Dampak Persaingan Harga terhadap Mobil Bekas

Fransiscus mengatakan, fenomena ini memperparah situasi industri otomotif dengan mengurangi keuntungan harga mobil bekas. Akibatnya juga menyebar ke laba penjual yang bersaing sengit.

“Kondisi tersebut tentu tidak diinginkan. Oleh karena itu, secara rantai pasok, manufaktur, distributor, dan diler harus saling menguntungkan, sama-sama memperoleh keuntungan agar dapat menutupi biaya operasional mereka,” katanya.

Ia menambahkan, keadaan ini berpotensi memicu pemutusan hubungan kerja (PHK). “Dan tidak ada pemutusan hubungan kerja atau pemecatan,” tambahnya.

Hyundai Indonesia memutuskan untuk tidak terlibat dalam persaingan harga ini. Menurut Fransiscus, pihaknya lebih fokus pada penyediaan layanan purnajual yang lebih unggul melalui program Hyundai Care. “Hyundai tidak akan terjebak dalam situasi perang harga. Kami akan menonjolkan layanan atau nilai yang kami berikan kepada konsumen,” tegasnya.

Dampak Penurunan Harga Mobil Listrik

Persaingan harga juga terlihat di segmen mobil listrik. Peluncuran BYD Atto 1 yang ditawarkan dengan harga yang kompetitif memicu merek lain untuk menurunkan harga, termasuk Wuling Binguo EV. Penurunan harga Binguo EV hingga Rp180 juta dalam waktu 7 bulan memicu para pemilik awal untuk membuat petisi di Change.org.
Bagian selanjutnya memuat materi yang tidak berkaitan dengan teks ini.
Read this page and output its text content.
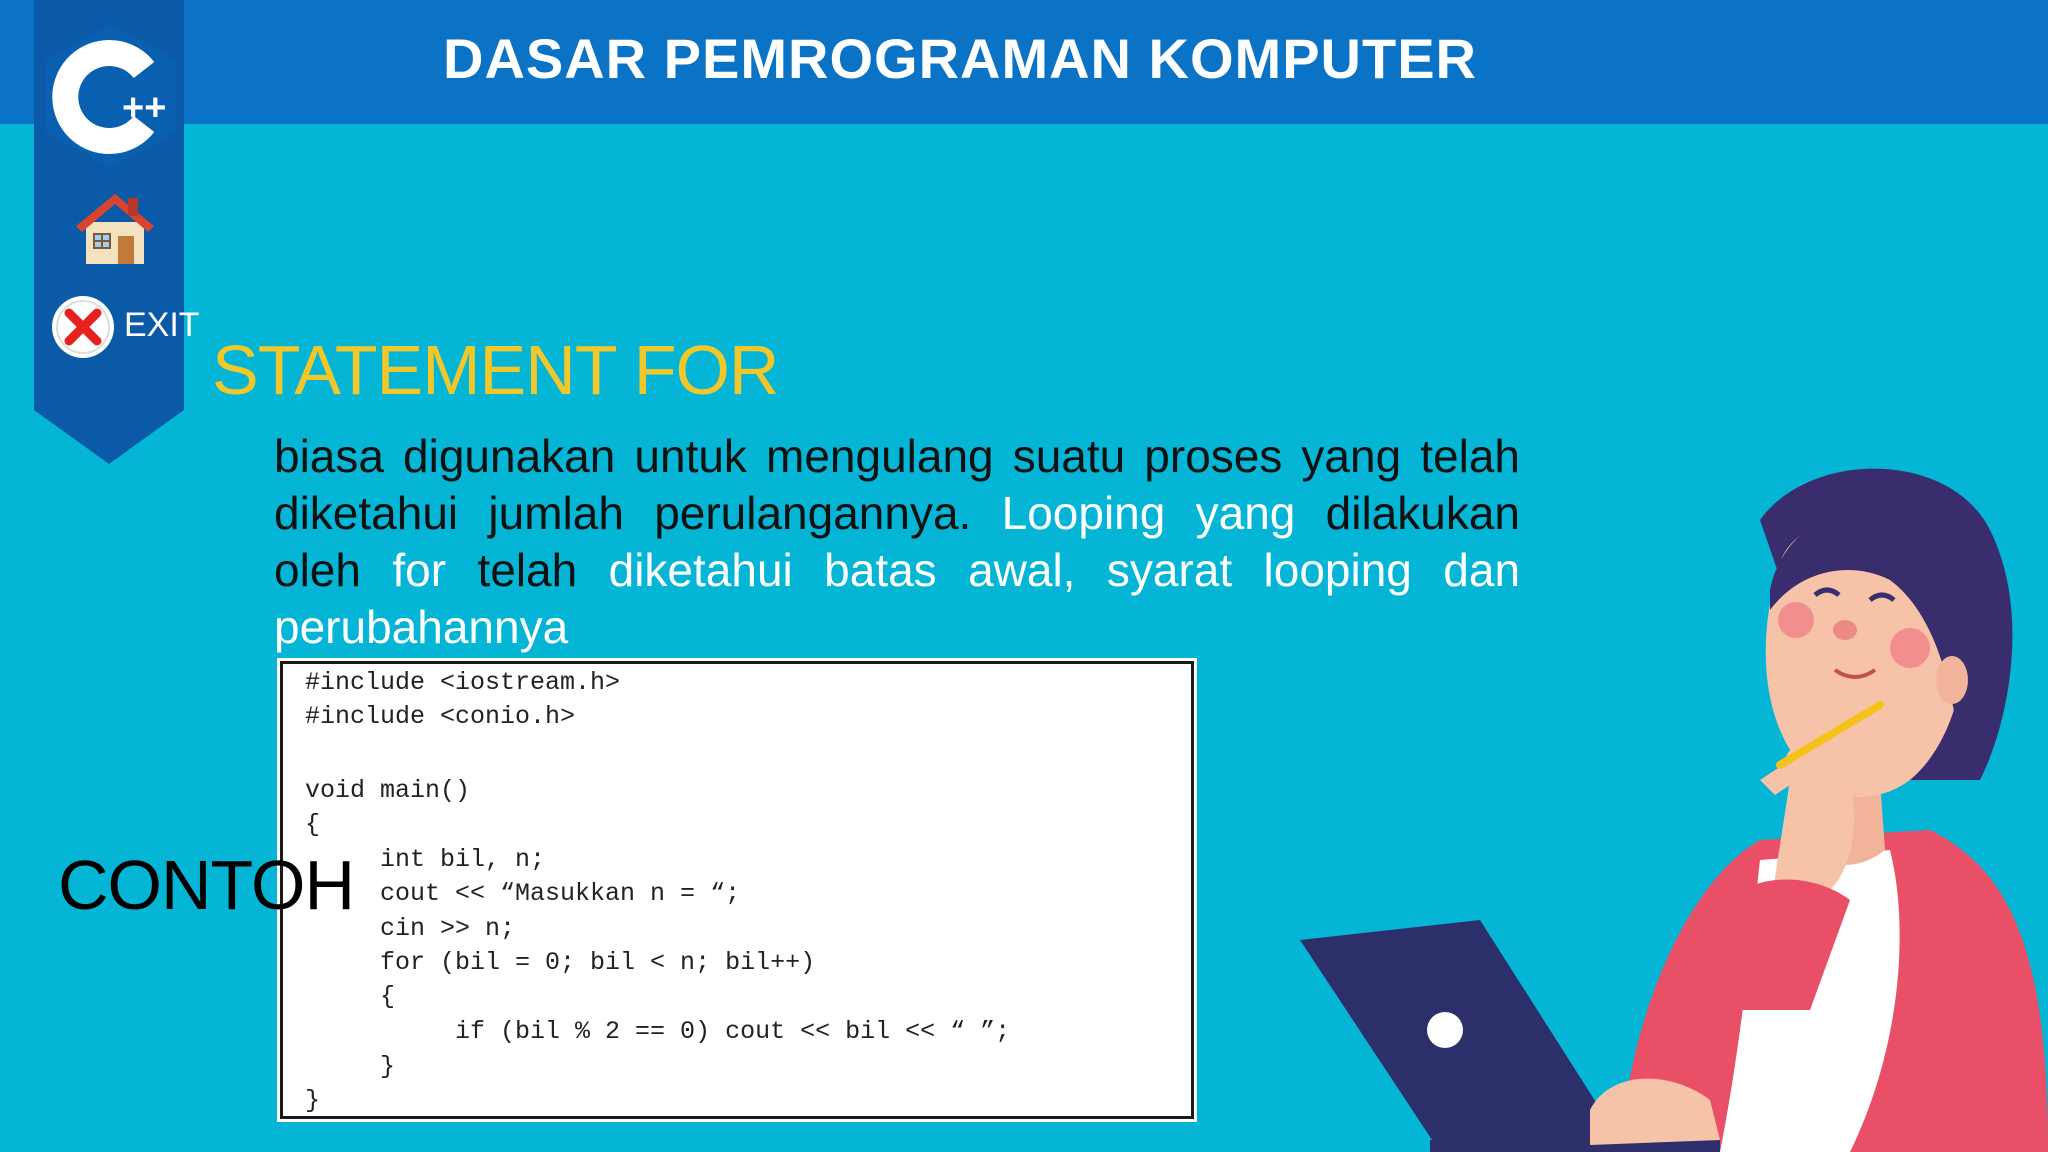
++
DASAR PEMROGRAMAN KOMPUTER
EXIT
STATEMENT FOR
biasa digunakan untuk mengulang suatu proses yang telah diketahui jumlah perulangannya. Looping yang dilakukan oleh for telah diketahui batas awal, syarat looping dan perubahannya
#include <iostream.h>
#include <conio.h>
void main()
{
int bil, n;
cout << “Masukkan n = “;
cin >> n;
for (bil = 0; bil < n; bil++)
{
if (bil % 2 == 0) cout << bil << “ ”;
}
}
CONTOH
Petisi ini menunjukkan ketidakpuasan para pengguna yang merasa dirugikan karena harga jual kembali kendaraan mereka turun drastis. Wuling mengatakan bahwa penurunan harga bukanlah keputusan resmi dari pabrik, tetapi merupakan tindakan promosi yang dilakukan oleh dealer.
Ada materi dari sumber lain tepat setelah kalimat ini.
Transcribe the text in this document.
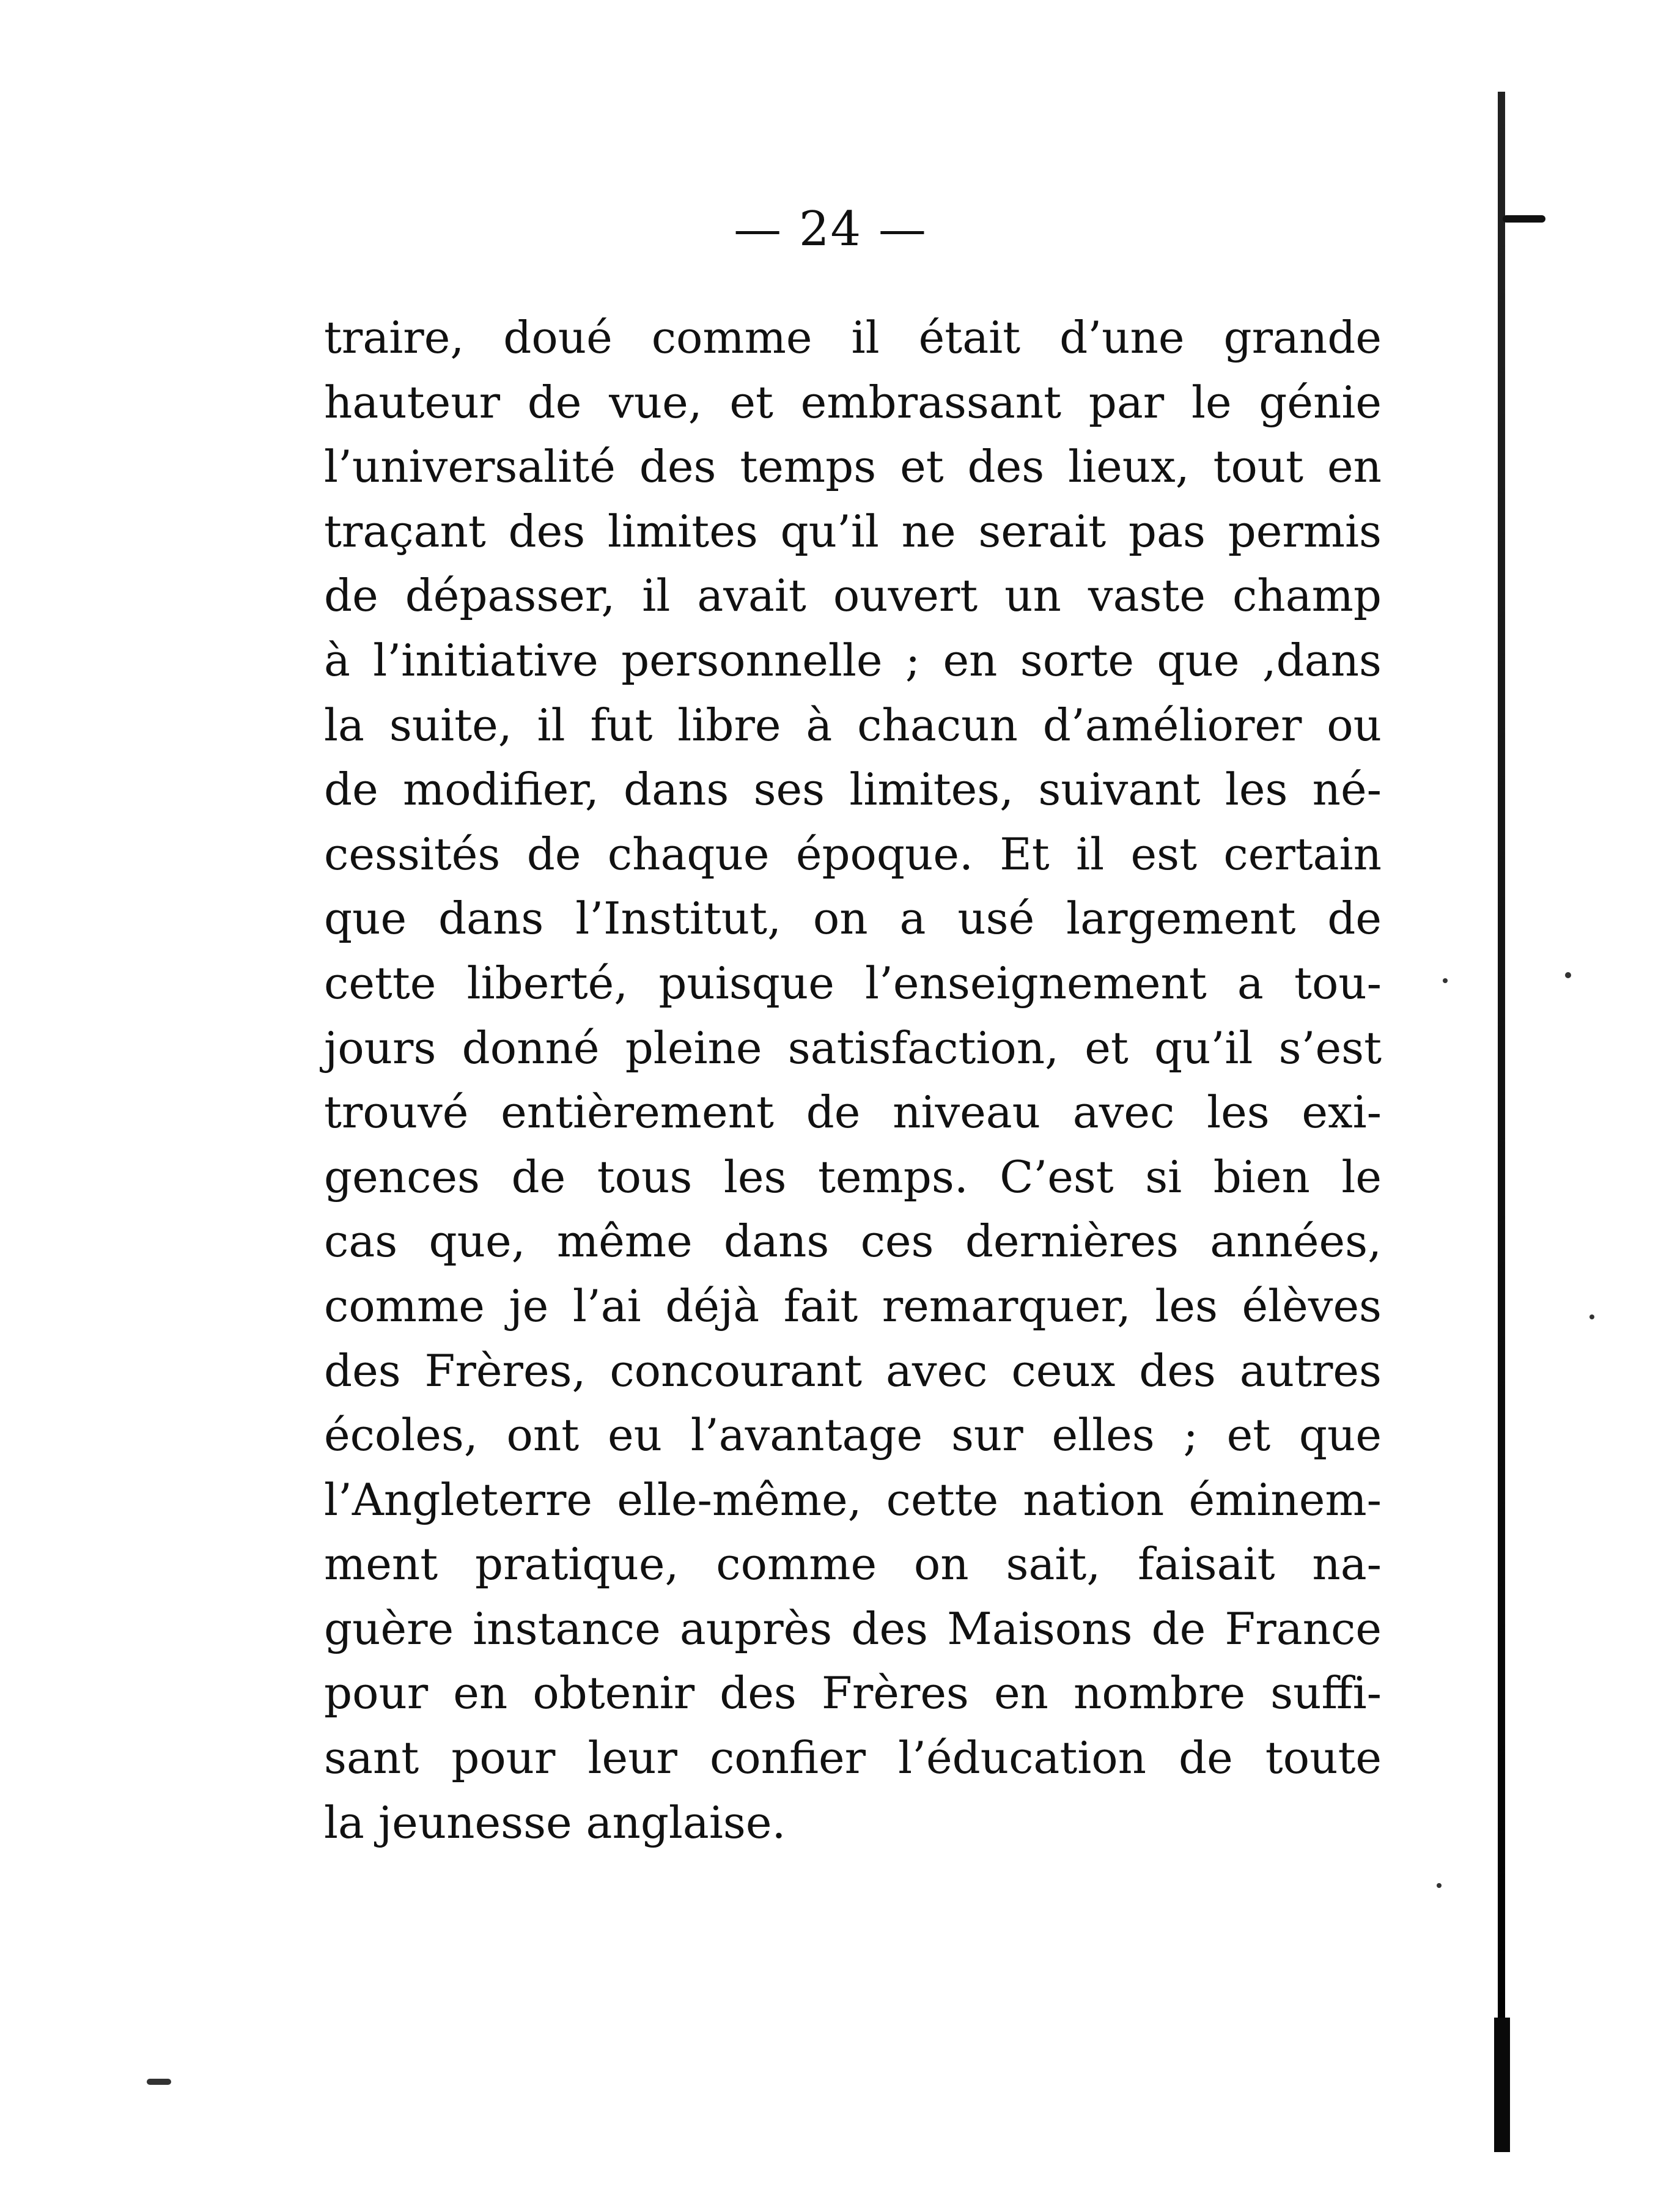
— 24 —
traire, doué comme il était d’une grande
hauteur de vue, et embrassant par le génie
l’universalité des temps et des lieux, tout en
traçant des limites qu’il ne serait pas permis
de dépasser, il avait ouvert un vaste champ
à l’initiative personnelle ; en sorte que ,dans
la suite, il fut libre à chacun d’améliorer ou
de modifier, dans ses limites, suivant les né-
cessités de chaque époque. Et il est certain
que dans l’Institut, on a usé largement de
cette liberté, puisque l’enseignement a tou-
jours donné pleine satisfaction, et qu’il s’est
trouvé entièrement de niveau avec les exi-
gences de tous les temps. C’est si bien le
cas que, même dans ces dernières années,
comme je l’ai déjà fait remarquer, les élèves
des Frères, concourant avec ceux des autres
écoles, ont eu l’avantage sur elles ; et que
l’Angleterre elle-même, cette nation éminem-
ment pratique, comme on sait, faisait na-
guère instance auprès des Maisons de France
pour en obtenir des Frères en nombre suffi-
sant pour leur confier l’éducation de toute
la jeunesse anglaise.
BYD di sisi lain menekankan bahwa strategi harga mereka berfokus pada efisiensi biaya kepemilikan, seperti biaya pengisian baterai dan perawatan.

Fransiscus menekankan bahwa persaingan harga semacam ini dapat merusak ekosistem industri otomotif. “Dalam rantai pasok, semua pihak harus mendapatkan keuntungan agar tidak terjadi kerugian di berbagai lini,” katanya.

Penurunan harga mobil baru secara otomatis menyebabkan mobil bekas mengalami penurunan nilai yang lebih cepat. Para pedagang mobil bekas kini harus menjual kendaraan dengan harga lebih rendah dari harga pembelian mereka agar sesuai dengan kondisi pasar.

Situasi ini juga memperberat beban bagi pembeli awal mobil baru yang merasa nilai kendaraannya menurun tajam dalam waktu beberapa bulan.

Perang harga ini menjadi masalah besar bagi sektor otomotif di Indonesia. Jika terus berlangsung, harga mobil bekas bisa turun drastis, merugikan baik penjual maupun pembeli.